The algorithm is also designed to be restartable. Because intermediate outputs include gate decisions, ranked candidate lists, and mixture iterates, one can resume from any stage after adding new source candidates or updated ratio estimates. This property is important for internet-scale retrieval workflows where candidate repositories evolve over time and full reruns may be computationally expensive.
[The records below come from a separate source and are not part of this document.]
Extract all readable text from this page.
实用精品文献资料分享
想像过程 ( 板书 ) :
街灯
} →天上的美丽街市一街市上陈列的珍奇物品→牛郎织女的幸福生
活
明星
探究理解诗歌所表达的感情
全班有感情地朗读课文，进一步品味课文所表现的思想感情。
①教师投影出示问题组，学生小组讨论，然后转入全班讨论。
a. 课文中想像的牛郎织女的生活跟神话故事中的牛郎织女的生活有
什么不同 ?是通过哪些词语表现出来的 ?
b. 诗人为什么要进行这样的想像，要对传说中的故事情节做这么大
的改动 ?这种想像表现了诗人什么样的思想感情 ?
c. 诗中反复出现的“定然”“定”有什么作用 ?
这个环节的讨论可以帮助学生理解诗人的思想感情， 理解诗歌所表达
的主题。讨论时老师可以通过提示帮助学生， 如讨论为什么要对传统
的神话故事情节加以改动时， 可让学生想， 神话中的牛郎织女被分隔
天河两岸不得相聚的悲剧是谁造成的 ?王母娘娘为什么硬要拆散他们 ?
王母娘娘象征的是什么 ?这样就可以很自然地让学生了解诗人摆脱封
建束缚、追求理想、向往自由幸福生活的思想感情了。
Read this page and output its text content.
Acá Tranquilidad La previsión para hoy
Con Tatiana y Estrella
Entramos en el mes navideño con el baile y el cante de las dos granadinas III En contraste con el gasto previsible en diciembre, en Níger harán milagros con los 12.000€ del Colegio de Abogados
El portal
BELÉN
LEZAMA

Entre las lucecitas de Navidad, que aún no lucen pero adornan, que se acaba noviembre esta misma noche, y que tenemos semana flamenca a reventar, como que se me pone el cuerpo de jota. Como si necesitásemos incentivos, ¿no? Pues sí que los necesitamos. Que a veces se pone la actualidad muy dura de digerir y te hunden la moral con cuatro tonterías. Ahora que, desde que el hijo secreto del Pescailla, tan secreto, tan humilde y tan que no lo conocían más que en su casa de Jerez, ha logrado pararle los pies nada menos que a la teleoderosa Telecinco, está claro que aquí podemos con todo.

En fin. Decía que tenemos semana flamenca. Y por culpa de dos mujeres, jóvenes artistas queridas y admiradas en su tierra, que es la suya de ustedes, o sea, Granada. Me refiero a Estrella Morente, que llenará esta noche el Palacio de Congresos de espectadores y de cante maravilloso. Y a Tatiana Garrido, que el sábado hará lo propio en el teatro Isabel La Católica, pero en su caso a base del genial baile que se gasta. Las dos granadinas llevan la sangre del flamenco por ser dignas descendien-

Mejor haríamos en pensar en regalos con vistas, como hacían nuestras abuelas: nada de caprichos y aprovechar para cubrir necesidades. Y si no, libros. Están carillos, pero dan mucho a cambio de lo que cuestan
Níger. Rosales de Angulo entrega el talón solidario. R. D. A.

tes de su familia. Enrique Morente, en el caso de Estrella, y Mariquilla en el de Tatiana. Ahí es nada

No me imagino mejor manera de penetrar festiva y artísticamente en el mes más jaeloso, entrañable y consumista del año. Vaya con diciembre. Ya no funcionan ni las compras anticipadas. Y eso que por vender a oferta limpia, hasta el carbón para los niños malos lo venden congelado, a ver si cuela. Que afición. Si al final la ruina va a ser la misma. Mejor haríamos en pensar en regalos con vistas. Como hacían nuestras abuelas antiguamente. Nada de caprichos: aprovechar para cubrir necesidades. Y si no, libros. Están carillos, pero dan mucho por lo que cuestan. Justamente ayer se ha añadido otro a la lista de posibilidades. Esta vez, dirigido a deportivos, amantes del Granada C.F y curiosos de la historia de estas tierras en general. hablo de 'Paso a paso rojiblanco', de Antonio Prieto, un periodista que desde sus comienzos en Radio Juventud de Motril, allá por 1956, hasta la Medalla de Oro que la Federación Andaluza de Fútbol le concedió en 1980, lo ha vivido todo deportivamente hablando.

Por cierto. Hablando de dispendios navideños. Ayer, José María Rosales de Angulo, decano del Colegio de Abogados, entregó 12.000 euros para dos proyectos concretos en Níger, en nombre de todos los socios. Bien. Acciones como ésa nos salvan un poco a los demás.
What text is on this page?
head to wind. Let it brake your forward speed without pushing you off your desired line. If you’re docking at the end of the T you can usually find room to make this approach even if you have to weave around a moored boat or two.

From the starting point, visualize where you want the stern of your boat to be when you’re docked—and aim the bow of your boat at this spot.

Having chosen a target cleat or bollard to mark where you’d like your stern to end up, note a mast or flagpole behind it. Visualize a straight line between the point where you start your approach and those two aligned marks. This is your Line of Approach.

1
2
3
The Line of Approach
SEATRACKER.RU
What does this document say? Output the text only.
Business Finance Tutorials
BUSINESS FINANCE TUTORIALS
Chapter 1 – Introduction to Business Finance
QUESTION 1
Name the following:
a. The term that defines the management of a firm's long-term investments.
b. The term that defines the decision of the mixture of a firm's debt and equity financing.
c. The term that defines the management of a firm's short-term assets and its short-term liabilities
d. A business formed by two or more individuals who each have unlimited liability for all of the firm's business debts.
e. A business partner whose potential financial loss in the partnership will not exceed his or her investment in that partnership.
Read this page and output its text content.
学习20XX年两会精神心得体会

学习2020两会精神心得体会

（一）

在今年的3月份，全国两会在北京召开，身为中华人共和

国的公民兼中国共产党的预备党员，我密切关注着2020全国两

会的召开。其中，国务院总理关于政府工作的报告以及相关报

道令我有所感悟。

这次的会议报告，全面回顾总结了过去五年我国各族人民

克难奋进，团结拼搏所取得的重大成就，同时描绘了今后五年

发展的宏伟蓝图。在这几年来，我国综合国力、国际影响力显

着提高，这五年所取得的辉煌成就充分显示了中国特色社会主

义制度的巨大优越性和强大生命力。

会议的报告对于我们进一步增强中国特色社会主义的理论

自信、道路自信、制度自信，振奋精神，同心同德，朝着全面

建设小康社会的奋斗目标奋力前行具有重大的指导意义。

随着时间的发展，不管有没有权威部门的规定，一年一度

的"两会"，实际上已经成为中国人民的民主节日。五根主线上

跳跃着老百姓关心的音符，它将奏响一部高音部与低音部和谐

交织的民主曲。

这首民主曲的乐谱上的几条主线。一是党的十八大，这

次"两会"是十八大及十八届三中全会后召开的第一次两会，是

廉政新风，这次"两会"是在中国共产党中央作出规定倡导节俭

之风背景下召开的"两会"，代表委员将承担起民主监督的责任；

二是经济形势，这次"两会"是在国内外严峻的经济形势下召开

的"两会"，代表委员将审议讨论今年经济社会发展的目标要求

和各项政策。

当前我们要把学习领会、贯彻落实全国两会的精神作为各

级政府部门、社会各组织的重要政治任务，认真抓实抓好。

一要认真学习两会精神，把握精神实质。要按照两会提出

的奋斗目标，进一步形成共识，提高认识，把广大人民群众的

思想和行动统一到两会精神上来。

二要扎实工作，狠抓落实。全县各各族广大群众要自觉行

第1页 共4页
\section{Experimental Protocol}
\subsection{Evaluation Settings and Candidate Pools}
We evaluate the method in three settings aligned with practical source retrieval. Setting A treats datasets as distributions with controlled covariate shift and known generation mechanisms. Setting B uses semi-synthetic target samples with stronger shift and source-mixture selection pressure. Setting C follows a high-shift, protocol-faithful proxy configured to match benchmark workflows where only unlabeled target covariates are available during selection.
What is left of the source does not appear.